There is an immense seductiveness in believing that I am in control of my life in the first place.  It is a wholly inaccurate belief, however it is one that I think most people ascribe to, perhaps less tenaciously than I do, after all, having Asperger's inherently causes unrealistic beliefs of control or lack of control.  But I have seen that people not on the Autism Spectrum act in similar ways.  It seems as though we all want to be in control of our lives.  We want to know what comes next.  We want to believe that we can alter the outcomes of every situation we find ourselves in. 

So, here I find myself again, needing to admit that I have been depressed, that I needed more medication, and that I was no longer able to control my reactions to certain stressors.  I couldn't alter the outcomes of the situations in my life.  I couldn't fix what was wrong.  

This is because my beast of mental illness was rousing from its slumber.  It was groaning with a hope for attention, grasping at me, trying to take control of the wheel.  It was seducing me with the false promises of control, that if I let it drive, I might get a turn too.  This is a natural occurrence, a frequent one, sadly in my life, however it managed to catch me off guard at first.  I began blaming my disappointments as a victim of a world out to get me.  I began enacting the 3 steps of "crazy" I detailed the last time I wrote.  I was certain that my loved ones were lying to me, that I was the victim, and that drama was the only answer.  My beast was attempting to drag me down that rabbit hole once again. 
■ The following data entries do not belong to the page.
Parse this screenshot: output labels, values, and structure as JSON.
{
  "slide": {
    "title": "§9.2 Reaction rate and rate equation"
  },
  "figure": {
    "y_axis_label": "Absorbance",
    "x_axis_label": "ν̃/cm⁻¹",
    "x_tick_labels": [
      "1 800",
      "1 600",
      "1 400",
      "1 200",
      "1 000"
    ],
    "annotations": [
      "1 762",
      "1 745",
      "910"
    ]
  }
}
It was using pride to weaken my inner strength.  Pride that I could handle my own problems. Pride that I was in control.  Pride that I could be the one to who was in control when everyone else was spinning out of control around me.  
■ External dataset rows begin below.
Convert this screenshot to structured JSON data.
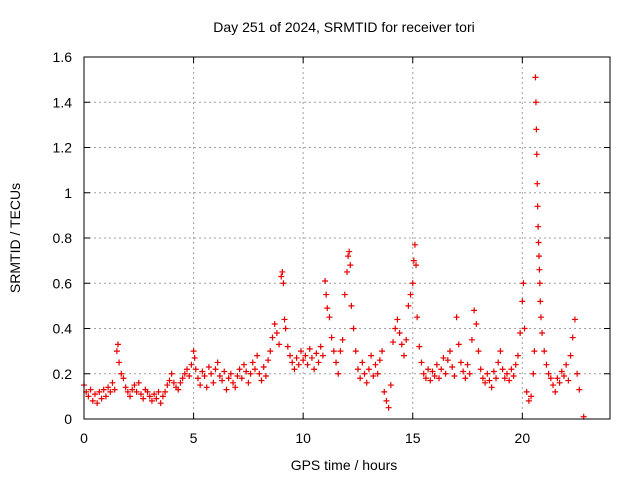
{
  "chart_data": {
    "type": "scatter",
    "title": "Day 251 of 2024, SRMTID for receiver tori",
    "xlabel": "GPS time / hours",
    "ylabel": "SRMTID / TECUs",
    "xlim": [
      0,
      24
    ],
    "ylim": [
      0,
      1.6
    ],
    "grid": true,
    "x_ticks": [
      0,
      5,
      10,
      15,
      20
    ],
    "x_tick_labels": [
      "0",
      "5",
      "10",
      "15",
      "20"
    ],
    "y_ticks": [
      0,
      0.2,
      0.4,
      0.6,
      0.8,
      1.0,
      1.2,
      1.4,
      1.6
    ],
    "y_tick_labels": [
      "0",
      "0.2",
      "0.4",
      "0.6",
      "0.8",
      "1",
      "1.2",
      "1.4",
      "1.6"
    ],
    "marker": "plus",
    "color": "#e60000",
    "series": [
      {
        "name": "SRMTID",
        "points": [
          [
            0.0,
            0.15
          ],
          [
            0.1,
            0.12
          ],
          [
            0.2,
            0.1
          ],
          [
            0.3,
            0.13
          ],
          [
            0.4,
            0.08
          ],
          [
            0.5,
            0.11
          ],
          [
            0.6,
            0.07
          ],
          [
            0.7,
            0.12
          ],
          [
            0.8,
            0.09
          ],
          [
            0.9,
            0.13
          ],
          [
            1.0,
            0.1
          ],
          [
            1.1,
            0.14
          ],
          [
            1.2,
            0.12
          ],
          [
            1.3,
            0.16
          ],
          [
            1.4,
            0.13
          ],
          [
            1.5,
            0.3
          ],
          [
            1.55,
            0.33
          ],
          [
            1.6,
            0.25
          ],
          [
            1.7,
            0.2
          ],
          [
            1.8,
            0.18
          ],
          [
            1.9,
            0.14
          ],
          [
            2.0,
            0.12
          ],
          [
            2.1,
            0.1
          ],
          [
            2.2,
            0.13
          ],
          [
            2.3,
            0.15
          ],
          [
            2.4,
            0.12
          ],
          [
            2.5,
            0.16
          ],
          [
            2.6,
            0.11
          ],
          [
            2.7,
            0.09
          ],
          [
            2.8,
            0.13
          ],
          [
            2.9,
            0.12
          ],
          [
            3.0,
            0.1
          ],
          [
            3.1,
            0.08
          ],
          [
            3.2,
            0.11
          ],
          [
            3.3,
            0.09
          ],
          [
            3.4,
            0.12
          ],
          [
            3.5,
            0.07
          ],
          [
            3.6,
            0.1
          ],
          [
            3.7,
            0.12
          ],
          [
            3.8,
            0.15
          ],
          [
            3.9,
            0.17
          ],
          [
            4.0,
            0.2
          ],
          [
            4.1,
            0.16
          ],
          [
            4.2,
            0.14
          ],
          [
            4.3,
            0.13
          ],
          [
            4.4,
            0.16
          ],
          [
            4.5,
            0.18
          ],
          [
            4.6,
            0.2
          ],
          [
            4.7,
            0.22
          ],
          [
            4.8,
            0.19
          ],
          [
            4.9,
            0.24
          ],
          [
            5.0,
            0.3
          ],
          [
            5.05,
            0.27
          ],
          [
            5.1,
            0.22
          ],
          [
            5.2,
            0.18
          ],
          [
            5.3,
            0.15
          ],
          [
            5.4,
            0.21
          ],
          [
            5.5,
            0.19
          ],
          [
            5.6,
            0.14
          ],
          [
            5.7,
            0.23
          ],
          [
            5.8,
            0.2
          ],
          [
            5.9,
            0.16
          ],
          [
            6.0,
            0.22
          ],
          [
            6.1,
            0.25
          ],
          [
            6.2,
            0.19
          ],
          [
            6.3,
            0.17
          ],
          [
            6.4,
            0.21
          ],
          [
            6.5,
            0.13
          ],
          [
            6.6,
            0.18
          ],
          [
            6.7,
            0.2
          ],
          [
            6.8,
            0.16
          ],
          [
            6.9,
            0.14
          ],
          [
            7.0,
            0.19
          ],
          [
            7.1,
            0.22
          ],
          [
            7.2,
            0.18
          ],
          [
            7.3,
            0.24
          ],
          [
            7.4,
            0.21
          ],
          [
            7.5,
            0.16
          ],
          [
            7.6,
            0.2
          ],
          [
            7.7,
            0.25
          ],
          [
            7.8,
            0.22
          ],
          [
            7.9,
            0.28
          ],
          [
            8.0,
            0.2
          ],
          [
            8.1,
            0.17
          ],
          [
            8.2,
            0.23
          ],
          [
            8.3,
            0.19
          ],
          [
            8.4,
            0.26
          ],
          [
            8.5,
            0.3
          ],
          [
            8.6,
            0.36
          ],
          [
            8.7,
            0.42
          ],
          [
            8.8,
            0.38
          ],
          [
            8.9,
            0.33
          ],
          [
            9.0,
            0.63
          ],
          [
            9.05,
            0.65
          ],
          [
            9.1,
            0.6
          ],
          [
            9.15,
            0.44
          ],
          [
            9.2,
            0.4
          ],
          [
            9.3,
            0.32
          ],
          [
            9.4,
            0.28
          ],
          [
            9.5,
            0.25
          ],
          [
            9.6,
            0.22
          ],
          [
            9.7,
            0.27
          ],
          [
            9.8,
            0.24
          ],
          [
            9.9,
            0.3
          ],
          [
            10.0,
            0.26
          ],
          [
            10.1,
            0.28
          ],
          [
            10.2,
            0.24
          ],
          [
            10.3,
            0.31
          ],
          [
            10.4,
            0.27
          ],
          [
            10.5,
            0.22
          ],
          [
            10.6,
            0.29
          ],
          [
            10.7,
            0.25
          ],
          [
            10.8,
            0.32
          ],
          [
            10.9,
            0.28
          ],
          [
            11.0,
            0.61
          ],
          [
            11.05,
            0.55
          ],
          [
            11.1,
            0.49
          ],
          [
            11.2,
            0.45
          ],
          [
            11.3,
            0.36
          ],
          [
            11.4,
            0.3
          ],
          [
            11.5,
            0.25
          ],
          [
            11.6,
            0.2
          ],
          [
            11.7,
            0.3
          ],
          [
            11.8,
            0.35
          ],
          [
            11.9,
            0.55
          ],
          [
            12.0,
            0.65
          ],
          [
            12.05,
            0.72
          ],
          [
            12.1,
            0.74
          ],
          [
            12.15,
            0.68
          ],
          [
            12.2,
            0.5
          ],
          [
            12.3,
            0.4
          ],
          [
            12.4,
            0.3
          ],
          [
            12.5,
            0.22
          ],
          [
            12.6,
            0.18
          ],
          [
            12.7,
            0.25
          ],
          [
            12.8,
            0.2
          ],
          [
            12.9,
            0.16
          ],
          [
            13.0,
            0.22
          ],
          [
            13.1,
            0.28
          ],
          [
            13.2,
            0.19
          ],
          [
            13.3,
            0.24
          ],
          [
            13.4,
            0.2
          ],
          [
            13.5,
            0.26
          ],
          [
            13.6,
            0.3
          ],
          [
            13.7,
            0.12
          ],
          [
            13.8,
            0.08
          ],
          [
            13.9,
            0.05
          ],
          [
            14.0,
            0.15
          ],
          [
            14.1,
            0.34
          ],
          [
            14.2,
            0.4
          ],
          [
            14.3,
            0.44
          ],
          [
            14.4,
            0.38
          ],
          [
            14.5,
            0.33
          ],
          [
            14.6,
            0.28
          ],
          [
            14.7,
            0.35
          ],
          [
            14.8,
            0.5
          ],
          [
            14.9,
            0.55
          ],
          [
            15.0,
            0.6
          ],
          [
            15.05,
            0.7
          ],
          [
            15.1,
            0.77
          ],
          [
            15.15,
            0.68
          ],
          [
            15.2,
            0.45
          ],
          [
            15.3,
            0.32
          ],
          [
            15.4,
            0.25
          ],
          [
            15.5,
            0.2
          ],
          [
            15.6,
            0.18
          ],
          [
            15.7,
            0.22
          ],
          [
            15.8,
            0.17
          ],
          [
            15.9,
            0.21
          ],
          [
            16.0,
            0.19
          ],
          [
            16.1,
            0.24
          ],
          [
            16.2,
            0.18
          ],
          [
            16.3,
            0.22
          ],
          [
            16.4,
            0.27
          ],
          [
            16.5,
            0.2
          ],
          [
            16.6,
            0.26
          ],
          [
            16.7,
            0.3
          ],
          [
            16.8,
            0.23
          ],
          [
            16.9,
            0.19
          ],
          [
            17.0,
            0.45
          ],
          [
            17.1,
            0.33
          ],
          [
            17.2,
            0.25
          ],
          [
            17.3,
            0.21
          ],
          [
            17.4,
            0.18
          ],
          [
            17.5,
            0.24
          ],
          [
            17.6,
            0.2
          ],
          [
            17.7,
            0.35
          ],
          [
            17.8,
            0.48
          ],
          [
            17.9,
            0.42
          ],
          [
            18.0,
            0.3
          ],
          [
            18.1,
            0.22
          ],
          [
            18.2,
            0.18
          ],
          [
            18.3,
            0.16
          ],
          [
            18.4,
            0.2
          ],
          [
            18.5,
            0.17
          ],
          [
            18.6,
            0.14
          ],
          [
            18.7,
            0.21
          ],
          [
            18.8,
            0.18
          ],
          [
            18.9,
            0.25
          ],
          [
            19.0,
            0.3
          ],
          [
            19.1,
            0.22
          ],
          [
            19.2,
            0.18
          ],
          [
            19.3,
            0.2
          ],
          [
            19.4,
            0.17
          ],
          [
            19.5,
            0.22
          ],
          [
            19.6,
            0.19
          ],
          [
            19.7,
            0.24
          ],
          [
            19.8,
            0.28
          ],
          [
            19.9,
            0.38
          ],
          [
            20.0,
            0.52
          ],
          [
            20.05,
            0.6
          ],
          [
            20.1,
            0.4
          ],
          [
            20.2,
            0.12
          ],
          [
            20.3,
            0.08
          ],
          [
            20.4,
            0.1
          ],
          [
            20.5,
            0.2
          ],
          [
            20.55,
            0.3
          ],
          [
            20.6,
            1.51
          ],
          [
            20.62,
            1.4
          ],
          [
            20.64,
            1.28
          ],
          [
            20.66,
            1.17
          ],
          [
            20.68,
            1.04
          ],
          [
            20.7,
            0.94
          ],
          [
            20.72,
            0.85
          ],
          [
            20.74,
            0.78
          ],
          [
            20.76,
            0.72
          ],
          [
            20.78,
            0.66
          ],
          [
            20.8,
            0.6
          ],
          [
            20.82,
            0.52
          ],
          [
            20.85,
            0.45
          ],
          [
            20.9,
            0.38
          ],
          [
            21.0,
            0.3
          ],
          [
            21.1,
            0.24
          ],
          [
            21.2,
            0.2
          ],
          [
            21.3,
            0.18
          ],
          [
            21.4,
            0.15
          ],
          [
            21.5,
            0.12
          ],
          [
            21.6,
            0.18
          ],
          [
            21.7,
            0.16
          ],
          [
            21.8,
            0.21
          ],
          [
            21.9,
            0.19
          ],
          [
            22.0,
            0.24
          ],
          [
            22.1,
            0.17
          ],
          [
            22.2,
            0.28
          ],
          [
            22.3,
            0.36
          ],
          [
            22.4,
            0.44
          ],
          [
            22.5,
            0.2
          ],
          [
            22.6,
            0.13
          ],
          [
            22.8,
            0.01
          ]
        ]
      }
    ]
  }
}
But in reality, I was the one in the downward spiral.  And I had the beast of mental illness dragging me as fast and as far as it could.
Queen Esther
copper figurine
by Hans Teppich -
gift from
Bubbe Marcia

There is an upcoming Jewish holiday in my interfaith life that serves as a touchstone and reminder of the mental illness I battle.  The holy day of Purim is on the 23rd of February this year and it will tell the story of a woman of faith, who was tempted to deny her religion, her faith, and her own self, and instead trusted in G-d and the power of true faith.   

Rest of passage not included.